In my 20s I got married and then divorced. While I had a “good divorce,” it was then that I realized divorce is not a good thing for many people.
I was bewildered by the fact that nearly everyone I encountered was either angry or sad for me and my newfound freedom. I received a lot of bad advice and vowed to change the way our culture views and approaches this topic.
Naturally, I initially thought I’d go back to school to become a divorce attorney. However, upon closer inspection, I decided against that option. I didn’t want to work within the same old paradigm. I wanted to do something different. One day I was scrolling on Twitter and discovered the account of a woman who was a divorce coach. I visited her web site and knew that was the right fit for me. I registered for training and began a new journey.
That was about 14 years ago, and since then I’ve expanded my skills and knowledge to better assist my clients. My personal philosophy is that divorce is a solution to a problem, and it’s about evolution, not dissolution. It’s an honor to serve people during a time of personal transformation (not just mathematical transaction).
To be most specific, I love….
Meeting People Where They Are. When I meet with a new client, I want to hear about their journey. I want to understand how they got to where they are and what challenges they face. I want them to feel heard and cared for at a time when so many people are doling out well-intentioned advice that might not be appropriate.
Clarifying Clients’ Goals. Coaching is about direction, and it makes me so happy when I see a client begin to dream about the positive things their future might hold. Some of my clients imagine big moves or career changes. Others simply want to improve relations with their coparent. Whatever they desire, I’m there to hold space for them to do so.
Shifting Mindsets. A client once said, “I don’t know why this is happening to me.” My response was to suggest that she think of it as “happening for her.” After all, she initiated the divorce because she believed she deserved better. The challenges throughout the process were pebbles on the path to her freedom. I think this is best summed up by the Wayne Dyer quote, “When you change the way you look at things, the things you look at change.”

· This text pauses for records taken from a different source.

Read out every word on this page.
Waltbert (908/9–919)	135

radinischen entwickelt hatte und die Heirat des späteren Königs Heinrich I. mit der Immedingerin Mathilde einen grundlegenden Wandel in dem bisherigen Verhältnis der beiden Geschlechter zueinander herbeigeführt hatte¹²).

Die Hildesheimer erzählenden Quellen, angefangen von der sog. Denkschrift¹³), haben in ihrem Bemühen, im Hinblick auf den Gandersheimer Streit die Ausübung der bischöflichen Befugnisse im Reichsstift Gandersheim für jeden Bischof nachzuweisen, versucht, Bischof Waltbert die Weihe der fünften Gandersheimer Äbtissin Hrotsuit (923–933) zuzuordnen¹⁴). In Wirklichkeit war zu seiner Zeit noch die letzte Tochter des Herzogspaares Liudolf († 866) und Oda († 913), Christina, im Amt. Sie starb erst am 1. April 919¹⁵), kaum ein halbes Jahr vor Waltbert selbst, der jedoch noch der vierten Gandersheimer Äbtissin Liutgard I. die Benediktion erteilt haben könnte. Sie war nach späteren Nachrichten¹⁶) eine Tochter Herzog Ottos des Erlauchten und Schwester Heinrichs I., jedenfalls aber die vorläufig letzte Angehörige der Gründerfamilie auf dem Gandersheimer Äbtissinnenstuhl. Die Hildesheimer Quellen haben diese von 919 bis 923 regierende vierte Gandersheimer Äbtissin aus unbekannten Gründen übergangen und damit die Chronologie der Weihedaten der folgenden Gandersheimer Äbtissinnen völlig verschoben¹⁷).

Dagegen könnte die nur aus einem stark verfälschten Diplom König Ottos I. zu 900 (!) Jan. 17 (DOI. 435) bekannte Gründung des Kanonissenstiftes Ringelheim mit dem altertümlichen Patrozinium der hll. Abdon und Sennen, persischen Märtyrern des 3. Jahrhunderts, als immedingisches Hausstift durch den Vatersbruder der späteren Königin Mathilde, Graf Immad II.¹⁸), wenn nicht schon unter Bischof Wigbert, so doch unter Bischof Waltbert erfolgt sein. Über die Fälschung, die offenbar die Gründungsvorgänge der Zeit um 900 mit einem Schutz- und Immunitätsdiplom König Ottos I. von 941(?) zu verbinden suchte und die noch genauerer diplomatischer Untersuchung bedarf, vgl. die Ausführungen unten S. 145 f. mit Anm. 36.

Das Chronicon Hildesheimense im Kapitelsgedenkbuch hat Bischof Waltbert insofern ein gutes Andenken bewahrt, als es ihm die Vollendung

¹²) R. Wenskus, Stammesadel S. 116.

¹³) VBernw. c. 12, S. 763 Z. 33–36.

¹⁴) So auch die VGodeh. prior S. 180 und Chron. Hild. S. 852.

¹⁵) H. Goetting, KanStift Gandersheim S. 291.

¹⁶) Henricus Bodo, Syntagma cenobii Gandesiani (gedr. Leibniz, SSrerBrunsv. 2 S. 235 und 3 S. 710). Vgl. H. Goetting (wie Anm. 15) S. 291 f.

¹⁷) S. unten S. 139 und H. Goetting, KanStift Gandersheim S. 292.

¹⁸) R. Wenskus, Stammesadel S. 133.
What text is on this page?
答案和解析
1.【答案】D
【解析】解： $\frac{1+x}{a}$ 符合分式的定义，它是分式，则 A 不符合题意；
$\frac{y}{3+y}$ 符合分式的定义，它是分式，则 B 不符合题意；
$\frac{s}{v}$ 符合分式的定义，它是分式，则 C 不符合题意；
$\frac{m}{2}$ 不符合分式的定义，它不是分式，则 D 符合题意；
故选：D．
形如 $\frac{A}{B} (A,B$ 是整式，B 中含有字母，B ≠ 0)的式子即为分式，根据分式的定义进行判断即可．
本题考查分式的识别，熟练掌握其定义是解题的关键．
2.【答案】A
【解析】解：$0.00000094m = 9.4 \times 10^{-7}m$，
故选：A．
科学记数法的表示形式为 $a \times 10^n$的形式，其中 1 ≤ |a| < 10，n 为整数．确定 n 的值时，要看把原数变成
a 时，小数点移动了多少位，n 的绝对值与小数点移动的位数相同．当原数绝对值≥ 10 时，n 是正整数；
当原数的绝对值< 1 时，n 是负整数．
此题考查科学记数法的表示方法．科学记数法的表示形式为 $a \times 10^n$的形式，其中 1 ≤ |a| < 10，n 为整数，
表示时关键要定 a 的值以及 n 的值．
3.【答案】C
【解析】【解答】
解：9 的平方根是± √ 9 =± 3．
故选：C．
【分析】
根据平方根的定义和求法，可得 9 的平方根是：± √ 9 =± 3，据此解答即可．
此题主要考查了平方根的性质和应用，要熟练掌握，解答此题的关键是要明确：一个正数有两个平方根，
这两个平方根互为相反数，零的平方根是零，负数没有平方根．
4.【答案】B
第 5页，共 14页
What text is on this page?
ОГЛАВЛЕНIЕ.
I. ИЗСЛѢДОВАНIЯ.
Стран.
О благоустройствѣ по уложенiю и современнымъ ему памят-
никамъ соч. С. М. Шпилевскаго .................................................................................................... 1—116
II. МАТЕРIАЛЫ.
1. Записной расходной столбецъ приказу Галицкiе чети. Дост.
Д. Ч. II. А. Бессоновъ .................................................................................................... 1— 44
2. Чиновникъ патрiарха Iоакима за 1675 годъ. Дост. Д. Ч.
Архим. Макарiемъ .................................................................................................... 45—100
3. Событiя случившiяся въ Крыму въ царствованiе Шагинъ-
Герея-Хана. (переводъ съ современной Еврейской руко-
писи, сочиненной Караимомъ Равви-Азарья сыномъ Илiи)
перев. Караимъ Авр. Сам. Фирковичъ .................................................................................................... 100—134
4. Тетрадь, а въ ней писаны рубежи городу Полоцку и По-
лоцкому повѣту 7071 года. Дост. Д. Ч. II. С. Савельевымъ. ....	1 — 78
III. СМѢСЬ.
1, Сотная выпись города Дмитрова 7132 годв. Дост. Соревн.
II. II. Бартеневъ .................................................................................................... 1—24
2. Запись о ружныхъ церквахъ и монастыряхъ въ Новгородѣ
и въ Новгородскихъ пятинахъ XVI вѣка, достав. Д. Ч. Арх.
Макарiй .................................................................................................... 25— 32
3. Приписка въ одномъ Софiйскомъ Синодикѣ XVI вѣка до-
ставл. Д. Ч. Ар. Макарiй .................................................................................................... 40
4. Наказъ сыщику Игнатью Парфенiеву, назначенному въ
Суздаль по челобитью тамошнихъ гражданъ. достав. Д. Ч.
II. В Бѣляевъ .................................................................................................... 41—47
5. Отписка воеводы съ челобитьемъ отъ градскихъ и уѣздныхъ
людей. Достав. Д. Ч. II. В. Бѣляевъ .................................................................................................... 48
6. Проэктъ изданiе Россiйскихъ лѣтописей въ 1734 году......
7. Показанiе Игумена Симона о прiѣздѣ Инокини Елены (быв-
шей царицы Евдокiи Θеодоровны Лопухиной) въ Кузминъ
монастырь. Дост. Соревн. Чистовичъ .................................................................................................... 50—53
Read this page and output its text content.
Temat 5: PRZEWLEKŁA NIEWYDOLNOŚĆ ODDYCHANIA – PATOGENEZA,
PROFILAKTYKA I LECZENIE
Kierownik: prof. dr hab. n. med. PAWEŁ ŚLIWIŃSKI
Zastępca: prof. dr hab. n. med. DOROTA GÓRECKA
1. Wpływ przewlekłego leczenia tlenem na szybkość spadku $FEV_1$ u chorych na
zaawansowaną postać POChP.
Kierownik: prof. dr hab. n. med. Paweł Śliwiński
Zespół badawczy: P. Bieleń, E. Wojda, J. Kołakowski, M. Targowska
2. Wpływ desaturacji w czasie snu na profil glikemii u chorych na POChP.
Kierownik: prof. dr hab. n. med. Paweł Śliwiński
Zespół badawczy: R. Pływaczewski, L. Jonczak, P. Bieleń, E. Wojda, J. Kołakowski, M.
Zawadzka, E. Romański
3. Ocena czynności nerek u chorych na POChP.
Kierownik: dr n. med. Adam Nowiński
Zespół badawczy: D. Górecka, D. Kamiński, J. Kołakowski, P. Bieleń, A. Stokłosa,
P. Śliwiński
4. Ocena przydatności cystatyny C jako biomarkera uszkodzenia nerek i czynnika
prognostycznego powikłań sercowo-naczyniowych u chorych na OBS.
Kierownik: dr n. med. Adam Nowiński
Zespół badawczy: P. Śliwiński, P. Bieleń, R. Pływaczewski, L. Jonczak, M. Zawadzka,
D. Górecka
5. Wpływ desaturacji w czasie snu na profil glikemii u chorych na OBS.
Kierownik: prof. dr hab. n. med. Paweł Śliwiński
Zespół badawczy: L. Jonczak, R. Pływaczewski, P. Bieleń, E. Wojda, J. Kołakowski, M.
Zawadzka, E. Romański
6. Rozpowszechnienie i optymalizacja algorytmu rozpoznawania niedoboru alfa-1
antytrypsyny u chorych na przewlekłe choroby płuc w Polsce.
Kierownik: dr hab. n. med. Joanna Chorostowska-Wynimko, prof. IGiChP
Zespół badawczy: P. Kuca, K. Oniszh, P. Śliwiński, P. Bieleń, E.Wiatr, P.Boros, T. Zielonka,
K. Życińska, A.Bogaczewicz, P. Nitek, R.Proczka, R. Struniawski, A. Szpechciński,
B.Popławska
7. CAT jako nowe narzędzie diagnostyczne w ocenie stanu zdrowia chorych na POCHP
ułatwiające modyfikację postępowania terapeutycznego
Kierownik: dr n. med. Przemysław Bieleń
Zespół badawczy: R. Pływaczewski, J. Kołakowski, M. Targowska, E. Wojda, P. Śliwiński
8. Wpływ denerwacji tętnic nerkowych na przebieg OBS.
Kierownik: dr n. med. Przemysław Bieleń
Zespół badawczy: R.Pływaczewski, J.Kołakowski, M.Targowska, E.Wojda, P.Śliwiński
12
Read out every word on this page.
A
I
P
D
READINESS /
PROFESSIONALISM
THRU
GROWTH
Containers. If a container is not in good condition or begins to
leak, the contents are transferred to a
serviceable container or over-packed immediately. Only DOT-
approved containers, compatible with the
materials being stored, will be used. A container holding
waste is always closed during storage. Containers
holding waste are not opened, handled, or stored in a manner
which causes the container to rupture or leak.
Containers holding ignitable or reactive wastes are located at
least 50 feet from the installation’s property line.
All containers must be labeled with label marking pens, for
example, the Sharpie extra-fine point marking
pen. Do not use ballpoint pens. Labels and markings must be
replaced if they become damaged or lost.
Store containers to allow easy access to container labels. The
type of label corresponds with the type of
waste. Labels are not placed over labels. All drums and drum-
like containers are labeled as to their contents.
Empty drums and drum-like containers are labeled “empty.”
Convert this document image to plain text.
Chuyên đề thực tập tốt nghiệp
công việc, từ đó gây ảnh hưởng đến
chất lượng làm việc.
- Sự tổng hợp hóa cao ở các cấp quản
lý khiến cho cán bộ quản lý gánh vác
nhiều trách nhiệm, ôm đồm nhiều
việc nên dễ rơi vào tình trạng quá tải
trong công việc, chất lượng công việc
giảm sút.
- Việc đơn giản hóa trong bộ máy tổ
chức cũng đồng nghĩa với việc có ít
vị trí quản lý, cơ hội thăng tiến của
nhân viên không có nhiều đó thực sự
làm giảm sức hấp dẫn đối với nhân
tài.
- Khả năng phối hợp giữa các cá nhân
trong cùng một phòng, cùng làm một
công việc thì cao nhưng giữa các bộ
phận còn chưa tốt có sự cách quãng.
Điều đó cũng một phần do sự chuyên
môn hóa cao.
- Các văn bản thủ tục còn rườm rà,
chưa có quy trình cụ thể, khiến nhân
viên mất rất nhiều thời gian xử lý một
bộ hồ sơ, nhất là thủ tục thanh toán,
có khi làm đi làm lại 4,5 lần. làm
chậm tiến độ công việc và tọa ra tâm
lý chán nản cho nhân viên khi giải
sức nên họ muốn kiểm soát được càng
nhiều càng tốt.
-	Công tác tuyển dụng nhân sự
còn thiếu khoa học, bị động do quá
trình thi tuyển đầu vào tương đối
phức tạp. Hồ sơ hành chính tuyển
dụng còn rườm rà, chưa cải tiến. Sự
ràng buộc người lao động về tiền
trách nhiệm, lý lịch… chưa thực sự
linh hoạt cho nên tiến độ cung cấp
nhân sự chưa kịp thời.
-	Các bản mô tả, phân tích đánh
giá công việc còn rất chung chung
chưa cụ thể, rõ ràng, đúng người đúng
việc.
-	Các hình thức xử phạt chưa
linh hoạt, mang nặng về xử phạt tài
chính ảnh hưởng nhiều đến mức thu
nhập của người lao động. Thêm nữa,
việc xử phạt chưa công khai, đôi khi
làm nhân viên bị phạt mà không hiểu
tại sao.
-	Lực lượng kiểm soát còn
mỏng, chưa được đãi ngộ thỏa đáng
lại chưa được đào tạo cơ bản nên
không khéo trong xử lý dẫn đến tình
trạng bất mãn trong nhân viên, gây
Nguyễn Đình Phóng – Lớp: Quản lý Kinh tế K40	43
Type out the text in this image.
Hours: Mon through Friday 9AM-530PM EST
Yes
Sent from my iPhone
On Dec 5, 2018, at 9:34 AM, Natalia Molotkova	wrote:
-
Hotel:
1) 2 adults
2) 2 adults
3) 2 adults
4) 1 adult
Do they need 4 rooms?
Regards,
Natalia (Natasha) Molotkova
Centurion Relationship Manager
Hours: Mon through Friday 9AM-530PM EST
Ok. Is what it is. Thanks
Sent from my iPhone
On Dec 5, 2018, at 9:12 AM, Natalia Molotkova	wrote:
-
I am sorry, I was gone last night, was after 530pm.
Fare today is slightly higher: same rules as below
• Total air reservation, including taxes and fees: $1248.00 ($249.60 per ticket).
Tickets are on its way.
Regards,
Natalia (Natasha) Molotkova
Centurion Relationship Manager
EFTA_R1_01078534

Seeing Success. At the beginning of my work with a client, there’s usually a lot of conflict, confusion, and tears. As the journey unfolds, I watch them gain a new perspective, find their strength, and begin writing a new chapter. In our final coaching sessions, I see my clients smiling, confident, and ready for what comes next.
Of course, there are a million more moments when I’m reminded of how much I love my work. But these are the categories that contain most of them. I’m so grateful for my personal experience and the opportunity to help more people have healthier, happier divorces, and happier, healthier families.